Batı’nın ve Fransız Devrimi’nin modernizmi, diktatörlüğe ve akılları zincirleyen otoriteye isyan ederek bilimsel ve endüstriyel ilerleme kaydetmiş ve demokrasiye ulaşmıştır. Ancak bizim ülkelerimizdeki modernizmin; modern, müreffeh, çürümüş, denizaşırı ülkelerin yandaşı ve yabancının halka, onun mirasına, dinine ve vicdanına musallat olan menfaatlerinin koruyucusu olan bir grup azınlığın tahakkümünden başka bir görüntüsü olmamıştır.
İster bizim ülkelerimizde isterse diğer İslam ülkelerinde olsun, demokrasi ve sivil toplum bir yana, Batı’daki modernizmin yaptığı gibi endüstriyel ve bilimsel bir ilerleme kaydetmiş tek bir modernist zümre örneği gösterebilir misiniz?
O halde her ne kadar bilgi edinme yollarını bilimsel yöntemlerle ve bilginin konusunu zaman ve mekân çerçevesinde olan şeyle sınırlamasından ötürü eksik bulsak da bizim sorunumuz aslında modernizmle değildir.
Batı, modernizmi seçmiş -ister en dar anlamıyla bilimsel ilerleme ister en geniş anlamıyla düşünce ve eylem yöntemlerinin rasyonalize edilmesi olsun- modernizme kendi kapısından yani Yunan, Roma ve Hıristiyan mirasından girmiştir. Batı’da anlaşıldığı anlamıyla modernizmin bereketine nail olmamız ve aynı kapıdan yani laiklik kapısından girmemiz için bizden, geçmişimiz ve geleceğimizden sıyrılmamız, kimliğimiz ile bağımsızlığımızdan ödün vermemiz istenmektedir.
Sanki modernizme, yalnız laiklikle birlikte ve Batı’nın girdiği kapıdan girilir. Özetle Batı, kiliseye ve feodalizme isyan ederek modernizmin yolunu açmışsa bizim de İslam’a ve onun mirasına hatta fikri, siyasi ve ekonomik bağımsızlığımıza isyan etmemiz gerekir.

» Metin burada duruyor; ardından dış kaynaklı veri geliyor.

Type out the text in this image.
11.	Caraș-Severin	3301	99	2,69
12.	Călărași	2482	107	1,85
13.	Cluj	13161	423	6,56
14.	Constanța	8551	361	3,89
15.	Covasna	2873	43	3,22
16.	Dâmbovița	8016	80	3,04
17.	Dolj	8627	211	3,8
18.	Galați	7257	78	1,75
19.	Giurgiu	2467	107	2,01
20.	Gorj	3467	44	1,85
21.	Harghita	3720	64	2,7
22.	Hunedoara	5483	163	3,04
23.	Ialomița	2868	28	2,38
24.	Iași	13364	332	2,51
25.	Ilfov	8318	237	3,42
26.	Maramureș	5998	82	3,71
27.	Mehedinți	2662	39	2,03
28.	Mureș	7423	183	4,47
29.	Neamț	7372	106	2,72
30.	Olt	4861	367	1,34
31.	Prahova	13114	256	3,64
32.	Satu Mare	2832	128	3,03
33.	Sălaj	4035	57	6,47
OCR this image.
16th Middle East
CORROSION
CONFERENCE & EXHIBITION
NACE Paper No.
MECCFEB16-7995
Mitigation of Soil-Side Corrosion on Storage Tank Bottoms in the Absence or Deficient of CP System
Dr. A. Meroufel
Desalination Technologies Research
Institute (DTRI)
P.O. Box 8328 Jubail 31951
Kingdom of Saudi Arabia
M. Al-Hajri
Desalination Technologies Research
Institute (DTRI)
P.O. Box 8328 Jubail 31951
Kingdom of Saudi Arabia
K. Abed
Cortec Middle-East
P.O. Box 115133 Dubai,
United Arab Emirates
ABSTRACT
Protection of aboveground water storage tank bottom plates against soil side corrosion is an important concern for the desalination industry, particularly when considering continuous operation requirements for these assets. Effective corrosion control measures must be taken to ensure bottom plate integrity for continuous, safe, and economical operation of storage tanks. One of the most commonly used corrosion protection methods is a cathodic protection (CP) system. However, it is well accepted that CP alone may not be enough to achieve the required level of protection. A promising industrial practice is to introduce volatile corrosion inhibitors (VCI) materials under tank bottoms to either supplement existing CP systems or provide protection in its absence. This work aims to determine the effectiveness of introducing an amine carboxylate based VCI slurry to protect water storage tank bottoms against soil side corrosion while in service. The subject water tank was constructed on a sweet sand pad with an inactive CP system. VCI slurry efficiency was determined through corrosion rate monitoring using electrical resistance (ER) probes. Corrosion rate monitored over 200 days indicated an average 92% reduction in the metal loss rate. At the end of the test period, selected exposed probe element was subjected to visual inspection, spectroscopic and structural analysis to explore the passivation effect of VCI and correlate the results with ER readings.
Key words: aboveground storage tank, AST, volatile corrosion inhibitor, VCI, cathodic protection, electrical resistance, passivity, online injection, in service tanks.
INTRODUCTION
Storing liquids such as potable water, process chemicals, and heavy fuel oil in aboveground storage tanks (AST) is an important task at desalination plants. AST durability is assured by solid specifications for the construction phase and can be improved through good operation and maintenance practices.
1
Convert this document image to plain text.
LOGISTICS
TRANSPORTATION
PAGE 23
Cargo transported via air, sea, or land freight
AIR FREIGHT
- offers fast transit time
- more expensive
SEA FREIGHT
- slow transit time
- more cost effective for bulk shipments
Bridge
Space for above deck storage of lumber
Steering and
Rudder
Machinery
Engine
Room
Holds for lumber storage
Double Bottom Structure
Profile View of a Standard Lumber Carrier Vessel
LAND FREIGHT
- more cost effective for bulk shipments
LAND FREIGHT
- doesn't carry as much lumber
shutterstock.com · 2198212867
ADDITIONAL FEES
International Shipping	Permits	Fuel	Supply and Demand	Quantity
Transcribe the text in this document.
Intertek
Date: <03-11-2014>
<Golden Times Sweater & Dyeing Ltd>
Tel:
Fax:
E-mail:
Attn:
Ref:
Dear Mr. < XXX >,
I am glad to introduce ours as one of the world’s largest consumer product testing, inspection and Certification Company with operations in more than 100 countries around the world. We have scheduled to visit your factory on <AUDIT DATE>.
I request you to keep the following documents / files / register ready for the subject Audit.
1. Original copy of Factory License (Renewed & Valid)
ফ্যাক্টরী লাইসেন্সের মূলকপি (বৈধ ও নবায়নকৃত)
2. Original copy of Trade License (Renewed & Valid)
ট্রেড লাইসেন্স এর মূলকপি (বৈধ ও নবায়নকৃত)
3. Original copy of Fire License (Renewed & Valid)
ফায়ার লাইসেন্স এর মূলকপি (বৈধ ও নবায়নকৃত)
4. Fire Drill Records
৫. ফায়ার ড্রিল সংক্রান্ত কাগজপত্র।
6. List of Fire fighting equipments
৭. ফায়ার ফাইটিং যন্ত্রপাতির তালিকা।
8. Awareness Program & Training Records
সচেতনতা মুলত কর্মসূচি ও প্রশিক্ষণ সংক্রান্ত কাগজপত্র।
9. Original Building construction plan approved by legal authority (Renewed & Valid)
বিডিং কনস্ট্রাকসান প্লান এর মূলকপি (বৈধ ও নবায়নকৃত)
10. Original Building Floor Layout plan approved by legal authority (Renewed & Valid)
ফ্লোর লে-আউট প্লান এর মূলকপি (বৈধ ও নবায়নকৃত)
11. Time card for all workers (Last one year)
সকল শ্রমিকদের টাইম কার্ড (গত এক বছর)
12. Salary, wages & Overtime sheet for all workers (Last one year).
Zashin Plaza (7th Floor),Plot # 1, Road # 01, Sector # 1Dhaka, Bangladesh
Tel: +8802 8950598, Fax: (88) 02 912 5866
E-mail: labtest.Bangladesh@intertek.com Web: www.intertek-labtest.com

İslam dünyasında modernizmle köktendincilik, demokrasiyle köktendincilik ya da laiklikle İslamcılar arasında çatışma olduğunu söylersek çok büyük bir ifade hatası yapmış oluruz. Olguları birbirine karıştırmamalıyız. Örneğin İslam dünyasında Batı’daki manasıyla ne laiklik ne de modernizm vardır. Çünkü Batı’daki modernizm, laiklik ve demokrasi aklı ve halkı özgürleştirmiş, yetkiyi akla ve halka vermiş, devleti yöneticinin şahsından ayırmış ve devlete halka hizmet etme ve iradesine boyun eğmeyi dayatmıştır. Oysa Burgiba, Atatürk, İran Şahı ve diğer diktatörler ile onların çevresindeki radikal azınlıkların, bölgelerindeki sözde modernizm ve laiklik iddiası böyle değildi.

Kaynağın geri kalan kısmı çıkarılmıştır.